Senator Joseph Biden of Delaware, head of the Senate Foreign Relations Committee, appearing on “Fox News Sunday,” said, “The bottom line is still the same and, that is, are the troops going to get everything they need.” He added, “...you’re going to see a little political dance coming up here that relates to a showdown, and the showdown relates not to the money for the troops, because everybody’s there, but relates to whether or not the mission should be changed in Iraq in terms of how the troops are used.”

Biden said that the aim of the withdrawal goal attached to the Senate spending bill was to send a message to Bush: “Mr. President, get straight on this war. Get us out of the middle of a civil war and do what our troops are supposed to be doing.”

Senator Barack Obama of Illinois, a leading candidate for the Democratic 2008 presidential nomination, told the press that if Bush vetoes a bill sent up by Congress, legislators would redraft the measure to provide the money without a withdrawal proposal. No one “wants to play chicken with our troops,” he said Sunday. Obama has attempted to posture as an antiwar candidate to draw votes away from his rival for the nomination, Senator Hillary Clinton of New York, who voted to authorize the invasion.

For her part, Clinton urged Bush to find “common ground” with Congress on the Iraq war by means of “negotiation and compromise.”

Representative Charles Rangel of New York—who has postured as a staunch opponent of the war—was asked on NBC television’s “Meet the Press” on Sunday if he believed a presidential veto would mean that Congress would cut off funding for the war.

“Oh, no.” replied Rangel, who is chairman of the House Ways and Means Committee. “Ultimately, politically, we have to give him money.”

In another political maneuver, Senate Majority Leader Reid announced that he was throwing his support to legislation sponsored by Democratic Senator Russell Feingold of Wisconsin that sets a March 31, 2008, deadline for withdrawing combat forces from Iraq, while cutting off funding for their continued deployment there. Like the other Democratic proposals, however, Feingold’s bill would provide continued funding for tens of thousands of US troops in Iraq for “counter-terrorism activities, the training of Iraqi security services, and the protection of essential US infrastructure.”

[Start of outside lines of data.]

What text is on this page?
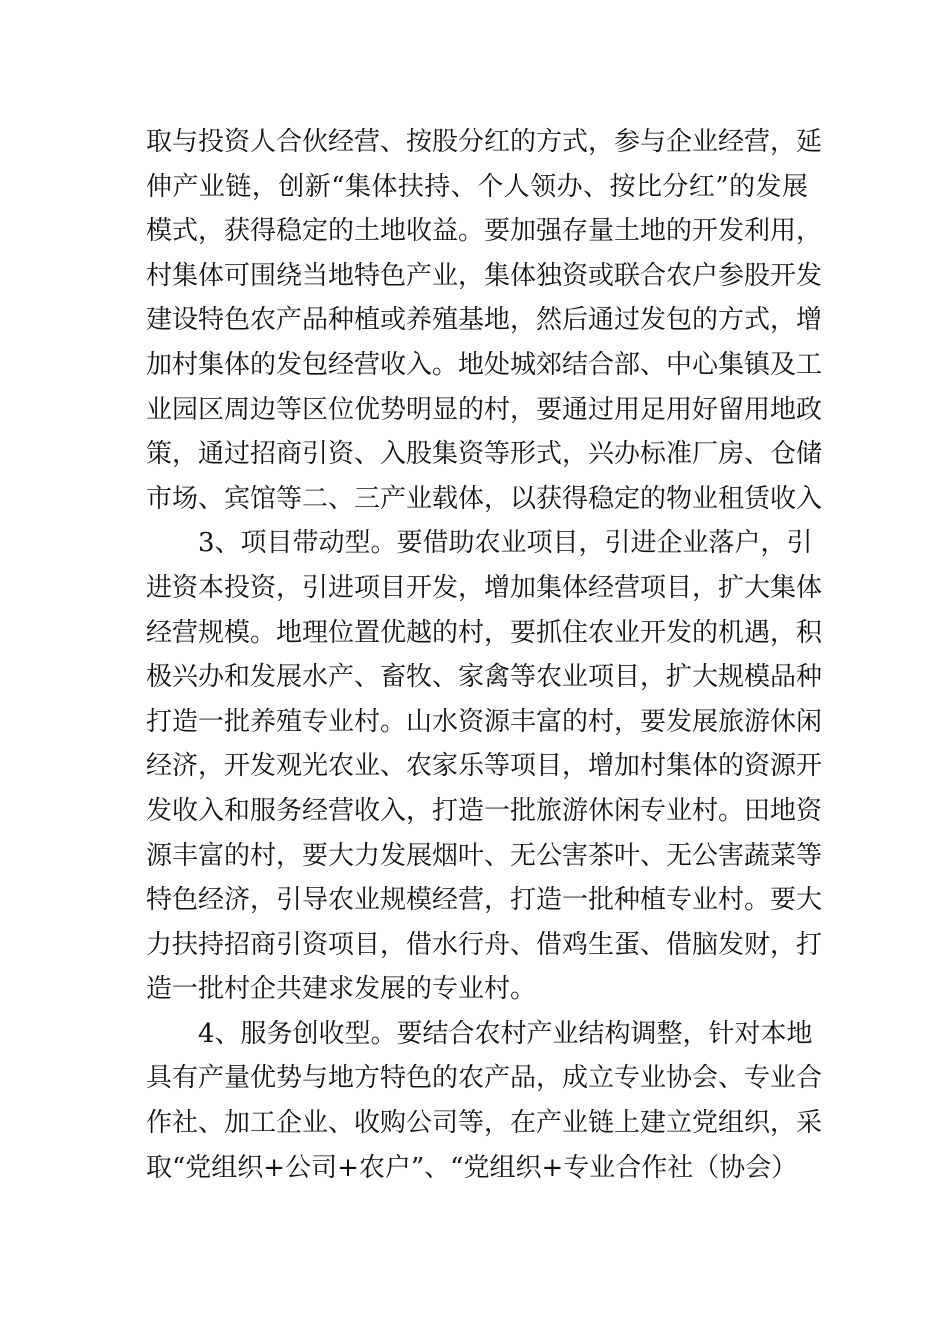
取与投资人合伙经营、按股分红的方式，参与企业经营，延
伸产业链，创新“集体扶持、个人领办、按比分红”的发展
模式，获得稳定的土地收益。要加强存量土地的开发利用，
村集体可围绕当地特色产业，集体独资或联合农户参股开发
建设特色农产品种植或养殖基地，然后通过发包的方式，增
加村集体的发包经营收入。地处城郊结合部、中心集镇及工
业园区周边等区位优势明显的村，要通过用足用好留用地政
策，通过招商引资、入股集资等形式，兴办标准厂房、仓储
市场、宾馆等二、三产业载体，以获得稳定的物业租赁收入
3、项目带动型。要借助农业项目，引进企业落户，引
进资本投资，引进项目开发，增加集体经营项目，扩大集体
经营规模。地理位置优越的村，要抓住农业开发的机遇，积
极兴办和发展水产、畜牧、家禽等农业项目，扩大规模品种
打造一批养殖专业村。山水资源丰富的村，要发展旅游休闲
经济，开发观光农业、农家乐等项目，增加村集体的资源开
发收入和服务经营收入，打造一批旅游休闲专业村。田地资
源丰富的村，要大力发展烟叶、无公害茶叶、无公害蔬菜等
特色经济，引导农业规模经营，打造一批种植专业村。要大
力扶持招商引资项目，借水行舟、借鸡生蛋、借脑发财，打
造一批村企共建求发展的专业村。
4、服务创收型。要结合农村产业结构调整，针对本地
具有产量优势与地方特色的农产品，成立专业协会、专业合
作社、加工企业、收购公司等，在产业链上建立党组织，采
取“党组织+公司+农户”、“党组织+专业合作社（协会）
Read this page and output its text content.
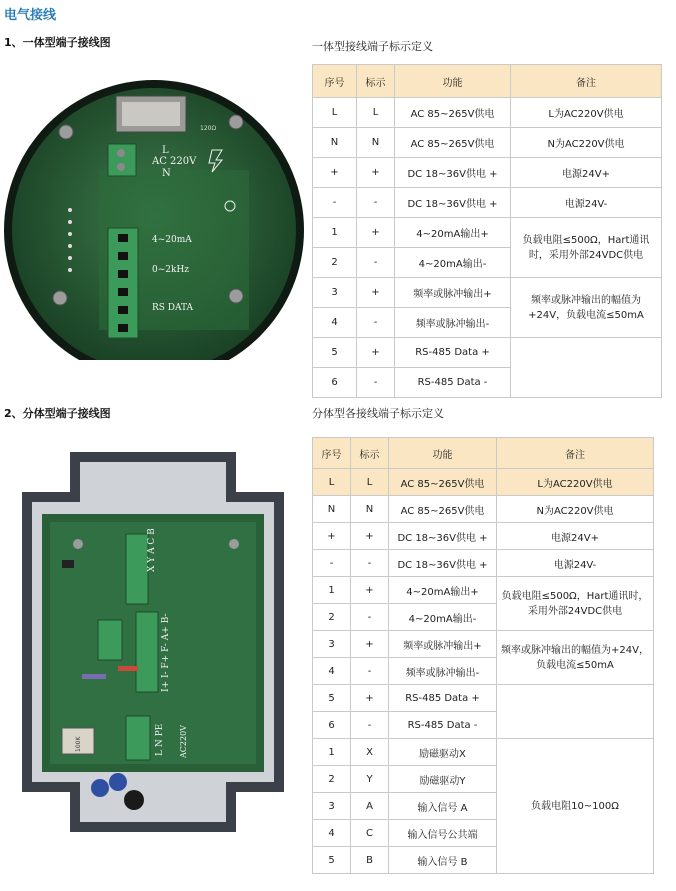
电气接线
1、一体型端子接线图	一体型接线端子标示定义
120Ω
L
AC 220V
N
4~20mA
0~2kHz
RS DATA
序号	标示	功能	备注
L	L	AC 85~265V供电	L为AC220V供电
N	N	AC 85~265V供电	N为AC220V供电
+	+	DC 18~36V供电 +	电源24V+
-	-	DC 18~36V供电 +	电源24V-
1	+	4~20mA输出+	负载电阻≤500Ω，Hart通讯时，采用外部24VDC供电
2	-	4~20mA输出-	
3	+	频率或脉冲输出+	频率或脉冲输出的幅值为+24V，负载电流≤50mA
4	-	频率或脉冲输出-	
5	+	RS-485 Data +	
6	-	RS-485 Data -	
2、分体型端子接线图	分体型各接线端子标示定义
X Y A C B
I+ I- F+ F- A+ B-
L N PE AC220V
100K
序号	标示	功能	备注
L	L	AC 85~265V供电	L为AC220V供电
N	N	AC 85~265V供电	N为AC220V供电
+	+	DC 18~36V供电 +	电源24V+
-	-	DC 18~36V供电 +	电源24V-
1	+	4~20mA输出+	负载电阻≤500Ω，Hart通讯时，采用外部24VDC供电
2	-	4~20mA输出-	
3	+	频率或脉冲输出+	频率或脉冲输出的幅值为+24V，负载电流≤50mA
4	-	频率或脉冲输出-	
5	+	RS-485 Data +	
6	-	RS-485 Data -	
1	X	励磁驱动X	负载电阻10~100Ω
2	Y	励磁驱动Y	
3	A	输入信号 A	
4	C	输入信号公共端	
5	B	输入信号 B	
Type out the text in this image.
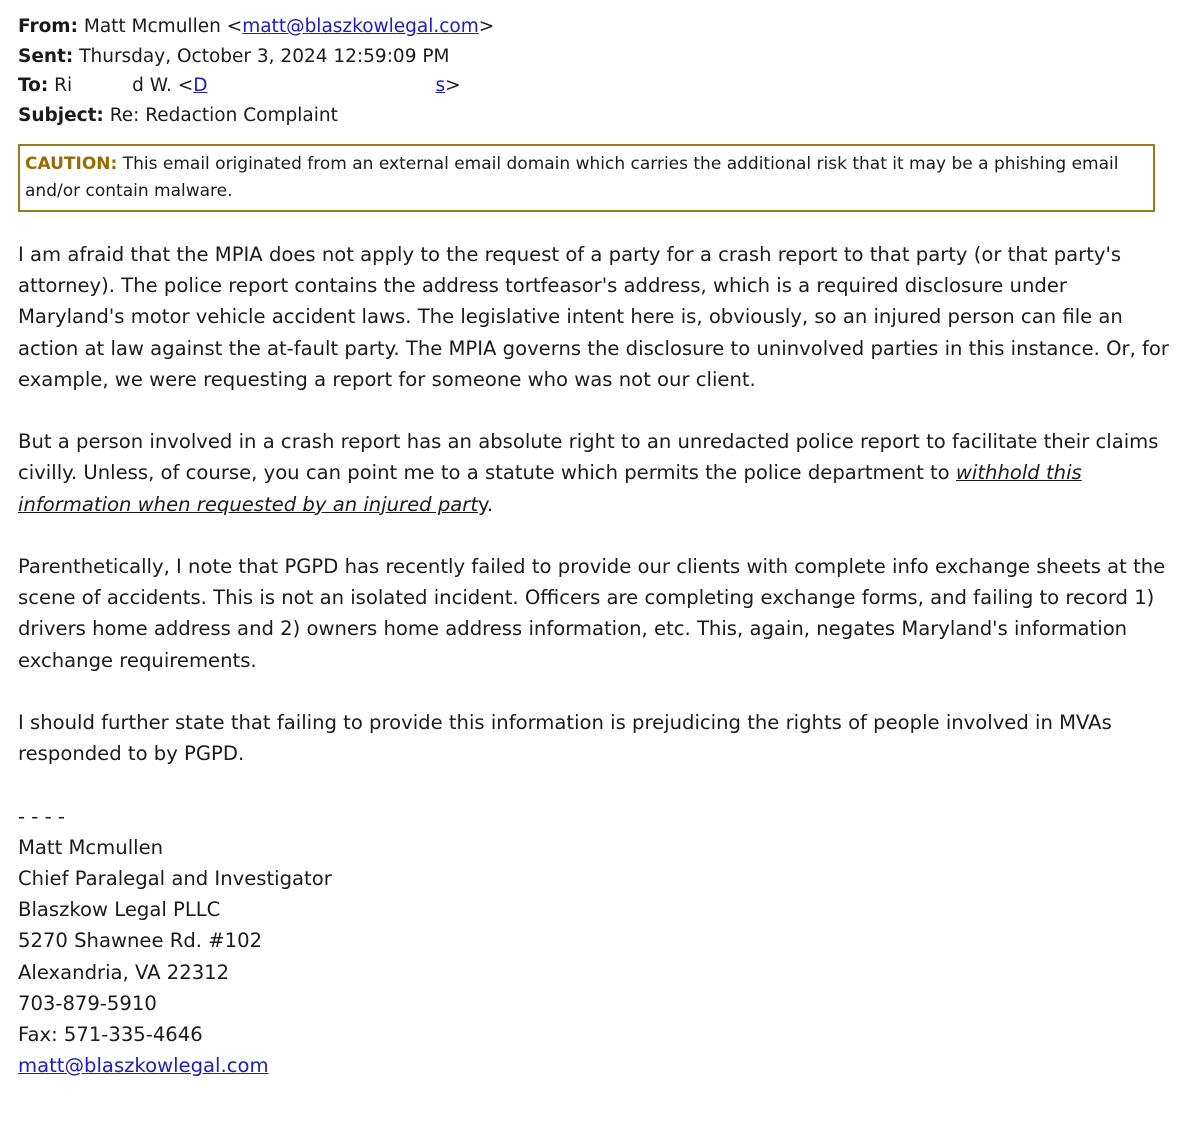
From: Matt Mcmullen <matt@blaszkowlegal.com>
Sent: Thursday, October 3, 2024 12:59:09 PM
To: Ri	d W. <D	s>
Subject: Re: Redaction Complaint
CAUTION: This email originated from an external email domain which carries the additional risk that it may be a phishing email and/or contain malware.

I am afraid that the MPIA does not apply to the request of a party for a crash report to that party (or that party's attorney). The police report contains the address tortfeasor's address, which is a required disclosure under Maryland's motor vehicle accident laws. The legislative intent here is, obviously, so an injured person can file an action at law against the at-fault party. The MPIA governs the disclosure to uninvolved parties in this instance. Or, for example, we were requesting a report for someone who was not our client.

But a person involved in a crash report has an absolute right to an unredacted police report to facilitate their claims civilly. Unless, of course, you can point me to a statute which permits the police department to withhold this information when requested by an injured party.

Parenthetically, I note that PGPD has recently failed to provide our clients with complete info exchange sheets at the scene of accidents. This is not an isolated incident. Officers are completing exchange forms, and failing to record 1) drivers home address and 2) owners home address information, etc. This, again, negates Maryland's information exchange requirements.

I should further state that failing to provide this information is prejudicing the rights of people involved in MVAs responded to by PGPD.

- - - -
Matt Mcmullen
Chief Paralegal and Investigator
Blaszkow Legal PLLC
5270 Shawnee Rd. #102
Alexandria, VA 22312
703-879-5910
Fax: 571-335-4646
matt@blaszkowlegal.com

Previously, Reid had steered clear of the Feingold legislation. He and the rest of the Democratic leadership feared taking any action that suggested their support for cutting funds “for the troops.” His embrace of the bill now is no doubt a calculated attempt to provide the Democrats with political cover for their inevitable climb-down in the face of Bush’s veto.

“If the President vetoes the supplemental appropriations bill and continues to resist changing course in Iraq, I will work to ensure this [Feingold’s] legislation receives a vote in the Senate in the next work period,” Reid said in a statement.

In other words, after voting another $100 billion to continue the war and its escalation and dropping the pretense of seeking even a partial withdrawal from Iraq, the Senate leadership will schedule a vote on a piece of legislation that it knows will fail in order to allow Democrats to posture as opponents of the war.

This cynical exercise will no doubt receive support and credibility from outfits like moveon.org, the United for Peace and Justice Coalition and other protest organizations in yet another attempt to contain the deepening popular opposition to the Iraq war within the confines of a Democratic Party that supports imperialist aims that underlie the war.